I work on projects for one of the largest energy companies in the eastern US. Tell them that their deployment is out of date. I have no control over it.

1 Like

I’d prefer that they take their time, instead of another emergency maintenance later when I’m already engaging with the new talents, UI…etc.

If they’re still pushing hotfixes is because there’s some issues, We’re talking here about Blizzard, They’ve not fixed the Dialogue bug from 3 months ago impacting the player experience for new/ returning players.

This might be taken for an “honest question” if we didn’t have to see it EACH AND EVERY PATCH/XPAC.

Honestly, it gets old. If it bothers you that much, unsub and let Blizz know that you have nothing going on in your life and zero patience.

I’m sure they’ll appreciate the feedback.

3 Likes

WoW in terms of complexity and concurrent users pales in comparison to Amazon, Facebook, YouTube, Twitch, Google and others. Yet these guys never have down time. The reason is actually very simple, they lose money when their system goes down. Blizzard doesn’t. If they couldn’t get away with, you can bet your house these updates would be at worse server restarts.

4 Likes

Seriously, if you have never worked a day in dev ops or IT you have zero room to speak. Let blizz do their jobs.

I have sympathy for them. They are working with a for sure old and wonky codebase.

Let’s be real, they also work for a pretty scummy corporation. So you know for every 100 improvements or tools they ask for that cost money, they are approved for 1 or 2.

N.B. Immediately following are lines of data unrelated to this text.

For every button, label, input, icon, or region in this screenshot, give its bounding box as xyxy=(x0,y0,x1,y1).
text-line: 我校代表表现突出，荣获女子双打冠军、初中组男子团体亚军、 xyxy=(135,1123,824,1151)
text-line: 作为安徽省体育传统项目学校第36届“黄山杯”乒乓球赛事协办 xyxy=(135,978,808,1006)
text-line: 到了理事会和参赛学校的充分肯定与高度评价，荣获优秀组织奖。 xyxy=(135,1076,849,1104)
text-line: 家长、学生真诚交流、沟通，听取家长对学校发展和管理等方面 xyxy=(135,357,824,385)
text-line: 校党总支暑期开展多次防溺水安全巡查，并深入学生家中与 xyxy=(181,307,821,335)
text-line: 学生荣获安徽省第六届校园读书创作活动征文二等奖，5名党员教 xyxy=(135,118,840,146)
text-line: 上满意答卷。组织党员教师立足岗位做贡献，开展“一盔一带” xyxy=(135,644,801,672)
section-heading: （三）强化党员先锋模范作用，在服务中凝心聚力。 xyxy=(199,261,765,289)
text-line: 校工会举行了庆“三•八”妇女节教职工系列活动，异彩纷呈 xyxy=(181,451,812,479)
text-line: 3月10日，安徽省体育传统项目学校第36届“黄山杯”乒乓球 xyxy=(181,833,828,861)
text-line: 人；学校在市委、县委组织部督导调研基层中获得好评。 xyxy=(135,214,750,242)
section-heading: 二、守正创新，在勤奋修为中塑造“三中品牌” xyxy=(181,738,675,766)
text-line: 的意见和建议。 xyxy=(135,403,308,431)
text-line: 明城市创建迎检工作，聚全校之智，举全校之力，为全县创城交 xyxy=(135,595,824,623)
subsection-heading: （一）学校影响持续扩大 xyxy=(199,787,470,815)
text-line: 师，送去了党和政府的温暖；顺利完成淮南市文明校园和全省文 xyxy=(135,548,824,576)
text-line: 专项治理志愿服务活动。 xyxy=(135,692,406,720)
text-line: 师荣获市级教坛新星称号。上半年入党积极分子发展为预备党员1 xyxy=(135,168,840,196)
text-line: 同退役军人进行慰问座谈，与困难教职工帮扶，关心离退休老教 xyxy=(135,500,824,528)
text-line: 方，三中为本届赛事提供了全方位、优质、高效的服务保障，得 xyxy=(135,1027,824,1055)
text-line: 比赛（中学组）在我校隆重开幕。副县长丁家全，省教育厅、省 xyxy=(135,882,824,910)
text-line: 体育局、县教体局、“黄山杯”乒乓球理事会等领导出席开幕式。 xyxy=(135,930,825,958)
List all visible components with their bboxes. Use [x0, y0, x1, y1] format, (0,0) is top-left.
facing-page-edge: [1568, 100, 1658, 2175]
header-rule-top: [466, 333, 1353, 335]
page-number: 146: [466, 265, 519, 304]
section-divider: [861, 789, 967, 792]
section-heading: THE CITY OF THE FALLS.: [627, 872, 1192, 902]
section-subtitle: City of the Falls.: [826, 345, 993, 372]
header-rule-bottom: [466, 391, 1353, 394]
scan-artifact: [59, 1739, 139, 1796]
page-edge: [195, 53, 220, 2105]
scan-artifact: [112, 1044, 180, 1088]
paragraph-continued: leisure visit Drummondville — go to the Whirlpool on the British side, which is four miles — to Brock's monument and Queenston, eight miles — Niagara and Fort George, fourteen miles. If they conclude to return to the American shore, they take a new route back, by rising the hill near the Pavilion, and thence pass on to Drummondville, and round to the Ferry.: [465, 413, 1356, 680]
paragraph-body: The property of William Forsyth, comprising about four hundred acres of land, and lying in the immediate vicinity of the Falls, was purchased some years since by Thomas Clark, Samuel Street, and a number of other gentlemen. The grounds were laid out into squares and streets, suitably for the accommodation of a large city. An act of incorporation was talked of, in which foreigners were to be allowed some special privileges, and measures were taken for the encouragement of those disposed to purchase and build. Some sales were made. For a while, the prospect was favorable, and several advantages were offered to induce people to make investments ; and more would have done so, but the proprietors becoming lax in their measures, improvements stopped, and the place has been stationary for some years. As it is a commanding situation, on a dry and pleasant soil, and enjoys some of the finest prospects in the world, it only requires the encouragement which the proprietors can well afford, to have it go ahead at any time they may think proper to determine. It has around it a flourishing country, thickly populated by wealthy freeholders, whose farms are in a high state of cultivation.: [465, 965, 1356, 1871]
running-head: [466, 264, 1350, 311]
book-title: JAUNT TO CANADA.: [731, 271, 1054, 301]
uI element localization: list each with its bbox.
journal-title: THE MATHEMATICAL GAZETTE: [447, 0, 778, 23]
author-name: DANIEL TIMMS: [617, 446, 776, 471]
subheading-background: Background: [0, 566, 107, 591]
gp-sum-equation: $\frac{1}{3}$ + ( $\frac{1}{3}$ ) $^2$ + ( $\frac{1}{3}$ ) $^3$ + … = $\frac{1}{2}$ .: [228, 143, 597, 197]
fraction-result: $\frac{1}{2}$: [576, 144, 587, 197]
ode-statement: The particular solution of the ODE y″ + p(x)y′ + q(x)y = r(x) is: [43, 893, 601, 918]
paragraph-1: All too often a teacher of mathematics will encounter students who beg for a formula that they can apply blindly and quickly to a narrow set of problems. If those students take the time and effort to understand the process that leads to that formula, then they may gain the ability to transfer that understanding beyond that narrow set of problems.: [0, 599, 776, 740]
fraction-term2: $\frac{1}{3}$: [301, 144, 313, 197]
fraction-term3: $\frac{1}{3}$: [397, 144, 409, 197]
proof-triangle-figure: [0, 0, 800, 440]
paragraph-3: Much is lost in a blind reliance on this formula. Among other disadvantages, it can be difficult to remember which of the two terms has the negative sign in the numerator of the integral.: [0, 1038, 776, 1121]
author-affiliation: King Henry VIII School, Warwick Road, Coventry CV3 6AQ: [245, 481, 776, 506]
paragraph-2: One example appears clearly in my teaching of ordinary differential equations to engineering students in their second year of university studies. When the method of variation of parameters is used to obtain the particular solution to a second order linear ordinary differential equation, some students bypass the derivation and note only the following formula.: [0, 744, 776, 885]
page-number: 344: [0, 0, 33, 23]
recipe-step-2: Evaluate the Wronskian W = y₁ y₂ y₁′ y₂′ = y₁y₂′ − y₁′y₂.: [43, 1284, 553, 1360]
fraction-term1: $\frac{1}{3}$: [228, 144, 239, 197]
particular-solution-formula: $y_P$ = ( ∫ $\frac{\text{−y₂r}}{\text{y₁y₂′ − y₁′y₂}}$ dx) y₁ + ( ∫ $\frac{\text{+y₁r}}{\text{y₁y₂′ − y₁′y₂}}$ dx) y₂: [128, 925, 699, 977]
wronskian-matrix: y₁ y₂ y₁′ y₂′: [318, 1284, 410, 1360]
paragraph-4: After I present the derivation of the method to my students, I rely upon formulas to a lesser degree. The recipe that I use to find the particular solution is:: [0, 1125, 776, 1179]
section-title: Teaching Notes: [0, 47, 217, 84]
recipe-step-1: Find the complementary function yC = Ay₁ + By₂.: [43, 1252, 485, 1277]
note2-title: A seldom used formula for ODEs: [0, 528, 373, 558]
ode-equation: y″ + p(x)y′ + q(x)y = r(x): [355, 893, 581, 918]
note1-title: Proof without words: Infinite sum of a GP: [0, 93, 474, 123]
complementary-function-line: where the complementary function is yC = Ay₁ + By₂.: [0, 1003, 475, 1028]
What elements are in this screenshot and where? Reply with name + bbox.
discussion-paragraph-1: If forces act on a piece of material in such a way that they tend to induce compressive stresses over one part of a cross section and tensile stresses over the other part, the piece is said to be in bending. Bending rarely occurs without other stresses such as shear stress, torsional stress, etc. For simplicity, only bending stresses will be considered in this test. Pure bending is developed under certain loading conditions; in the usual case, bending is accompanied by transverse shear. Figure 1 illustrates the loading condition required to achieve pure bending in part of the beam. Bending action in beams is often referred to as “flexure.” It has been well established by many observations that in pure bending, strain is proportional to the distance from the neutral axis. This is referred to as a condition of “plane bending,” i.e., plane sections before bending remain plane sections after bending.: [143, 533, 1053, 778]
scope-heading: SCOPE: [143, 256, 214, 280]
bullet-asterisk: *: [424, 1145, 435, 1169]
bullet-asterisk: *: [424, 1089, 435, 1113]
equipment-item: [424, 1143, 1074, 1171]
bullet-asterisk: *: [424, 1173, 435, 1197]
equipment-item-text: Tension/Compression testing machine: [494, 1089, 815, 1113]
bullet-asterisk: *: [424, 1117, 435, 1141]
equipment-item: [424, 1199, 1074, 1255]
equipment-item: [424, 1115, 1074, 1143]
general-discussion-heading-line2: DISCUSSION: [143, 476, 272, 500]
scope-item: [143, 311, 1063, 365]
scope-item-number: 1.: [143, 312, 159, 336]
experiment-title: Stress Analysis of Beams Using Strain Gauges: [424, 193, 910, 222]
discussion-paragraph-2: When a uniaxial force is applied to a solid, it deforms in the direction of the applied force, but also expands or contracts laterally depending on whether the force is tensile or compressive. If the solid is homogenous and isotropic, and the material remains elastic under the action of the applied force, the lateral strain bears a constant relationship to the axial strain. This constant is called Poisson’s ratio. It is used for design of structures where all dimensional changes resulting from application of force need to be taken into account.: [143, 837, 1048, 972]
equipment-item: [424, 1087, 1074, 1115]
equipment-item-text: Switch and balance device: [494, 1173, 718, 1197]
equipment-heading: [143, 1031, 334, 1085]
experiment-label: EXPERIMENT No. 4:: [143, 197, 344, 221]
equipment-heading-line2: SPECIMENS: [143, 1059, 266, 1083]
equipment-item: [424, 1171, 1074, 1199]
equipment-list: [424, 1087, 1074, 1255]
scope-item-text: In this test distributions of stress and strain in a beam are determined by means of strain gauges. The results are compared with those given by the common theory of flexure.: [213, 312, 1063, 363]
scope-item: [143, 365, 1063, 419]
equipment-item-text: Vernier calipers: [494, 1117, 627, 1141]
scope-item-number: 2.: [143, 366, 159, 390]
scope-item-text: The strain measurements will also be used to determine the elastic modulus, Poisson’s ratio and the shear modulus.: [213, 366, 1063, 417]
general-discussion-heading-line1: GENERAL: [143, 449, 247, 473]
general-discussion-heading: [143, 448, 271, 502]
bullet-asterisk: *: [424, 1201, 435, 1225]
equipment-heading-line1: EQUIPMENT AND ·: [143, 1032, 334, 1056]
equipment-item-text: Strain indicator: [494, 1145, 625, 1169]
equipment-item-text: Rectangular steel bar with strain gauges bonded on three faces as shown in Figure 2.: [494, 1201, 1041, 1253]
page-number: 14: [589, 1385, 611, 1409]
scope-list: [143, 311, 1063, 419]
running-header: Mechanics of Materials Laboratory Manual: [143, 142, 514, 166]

That said - I am jealous. I do server patching for a living and would love to get a gig where I can promise x time and deliver x+hours time double digits amount of times in a year and still be employed.

Gives me a few more hours of time to mess around in Cyberpunk before dealing with whatever the UI fallout of the patch will be anyways.

3 Likes

Fixed. 17 years later

They do have downtime actually. All of them. Office 365 went down more times in 2020 than I can count. Facebook was wiped off the map for the better part of a day last year. Everyone has outages.

1 Like

Huh? I didn’t say fix it, I said don’t use it as an example because it’s a terrible example.